The composition of the training data matters too. Tactical themes in chess puzzles are naturally imbalanced, and common motifs would drown out rare ones; the paper uses theme-balanced sampling (Algorithm 1) to keep rare themes represented in the training set.
- Compute theme frequencies: f(t) ← |{p ∈ D : t ∈ T(p)}| for all themes t
- Select rare themes: Trare ← arg minK f(t)
- Initialize selected IDs: S ← ∅
- Initialize output: Dbal ← ∅
- for each theme t ∈ Trare do
- Ct ← {p ∈ D : t ∈ T(p) ∧ id(p) ∉ S}
- Sample min(M, |Ct|) puzzles from Ct without replacement
- Dbal ← Dbal ∪ sampled puzzles
- S ← S ∪ {id(p) : p ∈ sampled puzzles}
- end for
- return Dbal
What a 4B model achieves
On the theme-balanced evaluation set, C1-4B reaches 48.1% puzzle accuracy — above most frontier models in the table, and above Gemini-3-Flash (40.8%), the very model that verbalized its training traces. The reinforcement stage adds 7.2 percentage points on top of SFT.

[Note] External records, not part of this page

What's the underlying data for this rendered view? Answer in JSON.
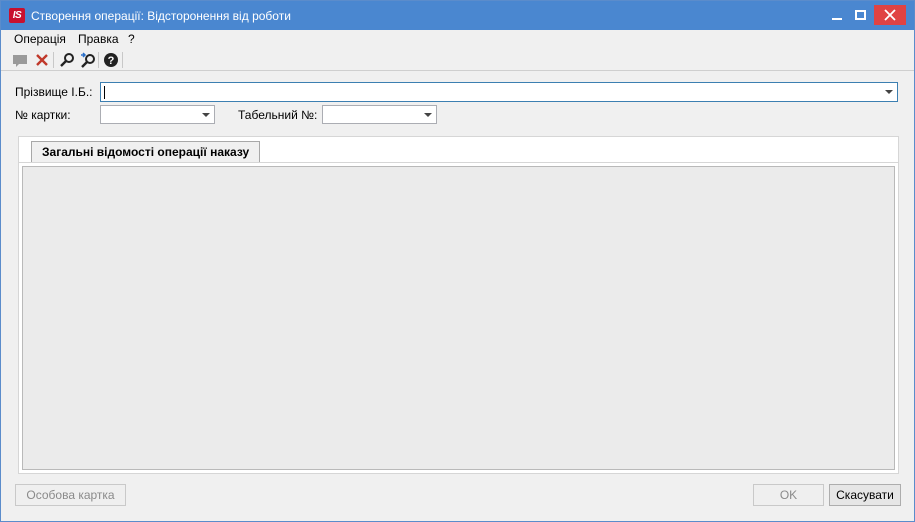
{
  "window": {
    "title": "Створення операції: Відсторонення від роботи",
    "logo_text": "IS",
    "accent_color": "#4a87d0",
    "close_color": "#e04343"
  },
  "menu": {
    "items": [
      {
        "label": "Операція"
      },
      {
        "label": "Правка"
      },
      {
        "label": "?"
      }
    ]
  },
  "toolbar": {
    "icons": [
      "message-icon",
      "delete-icon",
      "search-icon",
      "search-next-icon",
      "help-icon"
    ]
  },
  "form": {
    "name_label": "Прізвище І.Б.:",
    "name_value": "",
    "card_label": "№ картки:",
    "card_value": "",
    "tabnum_label": "Табельний №:",
    "tabnum_value": ""
  },
  "tabs": [
    {
      "label": "Загальні відомості операції наказу",
      "active": true
    }
  ],
  "buttons": {
    "personal_card": "Особова картка",
    "ok": "OK",
    "cancel": "Скасувати"
  }
}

| Model | Beginner | Intermediate | Advanced | Expert | Theme-Split | Avg Acc | Avg Tokens |
|---|---|---|---|---|---|---|---|
| gpt-5 | 95.0 | 84.0 | 54.0 | 31.0 | 85.2 | 76.7 | 12,193 |
| gemini-3-pro | 88.0 | 86.0 | 70.0 | 44.0 | 78.2 | 75.4 | 3,182 |
| gemini-3-flash | 65.0 | 59.0 | 34.0 | 19.0 | 38.0 | 40.8 | 6,418 |
| gpt-5-chat | 52.0 | 39.0 | 27.0 | 18.0 | 41.8 | 38.3 | 925 |
| gemini-2.5-pro | 37.0 | 31.0 | 29.0 | 19.0 | 31.0 | 30.1 | 9,668 |
| claude-sonnet-4.5 | 32.0 | 29.0 | 15.0 | 11.0 | 28.6 | 25.6 | 3,227 |
| claude-sonnet-4 | 35.0 | 19.0 | 16.0 | 10.0 | 26.8 | 23.8 | 8,028 |
| claude-haiku-4.5 | 33.0 | 24.0 | 14.0 | 11.0 | 25.6 | 23.3 | 8,111 |
| gemini-2.5-flash | 9.0 | 4.0 | 6.0 | 5.0 | 8.2 | 7.2 | 9,991 |
| deepseek-chat-v3.1 | 27.0 | 21.0 | 6.0 | 16.0 | 22.0 | 20.0 | 11,249 |
| qwen3-next-80b-a3b | 24.0 | 14.0 | 14.0 | 8.0 | 17.6 | 16.4 | 13,938 |
| deepseek-r1-0528 | 11.0 | 10.0 | 14.0 | 16.0 | 16.0 | 14.6 | 14,442 |
| qwen3-max | 22.0 | 15.0 | 3.0 | 16.0 | 13.8 | 13.9 | 3,393 |
| llama-4-maverick | 12.0 | 8.0 | 5.0 | 10.0 | 8.6 | 8.7 | 1,092 |
| mistral-medium-3.1 | 9.0 | 6.0 | 7.0 | 4.0 | 8.0 | 7.3 | 2,818 |
| llama-4-scout | 0.0 | 0.0 | 0.0 | 1.0 | 0.4 | 0.3 | 806 |
| gemma-3-27b | 0.0 | 0.0 | 0.0 | 0.0 | 0.0 | 0.0 | 705 |
| C1-SFT-4B | 51.0 | 30.0 | 30.0 | 26.0 | 46.2 | 40.9 | 188 |
| C1-SFT-8B | 57.0 | 36.0 | 27.0 | 27.0 | 46.6 | 42.2 | 189 |
| C1-4B | 65.0 | 39.0 | 39.0 | 22.0 | 53.6 | 48.1 | 178 |
Output length is just as notable: C1 averages about 178 tokens per solution (token — the unit of model output, roughly half a word to a word), about two orders of magnitude shorter than reasoning-LLM baselines, closer to how a human coach explains a move in a few sentences. The ablations (Table 2) also show that data scale and theme balance both materially affect the final capability.
| Scale | Distribution | Quality | Context | SFT |
|---|---|---|---|---|
| 8k | random | flash | full | 19.3 |
| 8k | hard | flash | full | 16.2 |
| 8k | balanced | pro | full | 22.8 |
| 8k | balanced | flash | full | 20.1 |
| 16k | balanced | flash | full | 29.7 |
| 8k | balanced | flash | Multi PVs | 17.6 |
| 8k | balanced | flash | w/o Theme | 17.3 |
| 8k | balanced | flash | w/o Feigned | 16.3 |
| 39k | balanced | flash | full | 40.9 |
- Small model, strong reasoning.C1-4B reaches 48.1% on theme-balanced puzzles.
- Explanations are compact.It emits about 178 tokens per solution, roughly two orders of magnitude shorter than reasoning-LLM baselines.
- The student can exceed the verbalizer.Stockfish truth plus RLVR reward lets C1 outperform Gemini-3-Flash.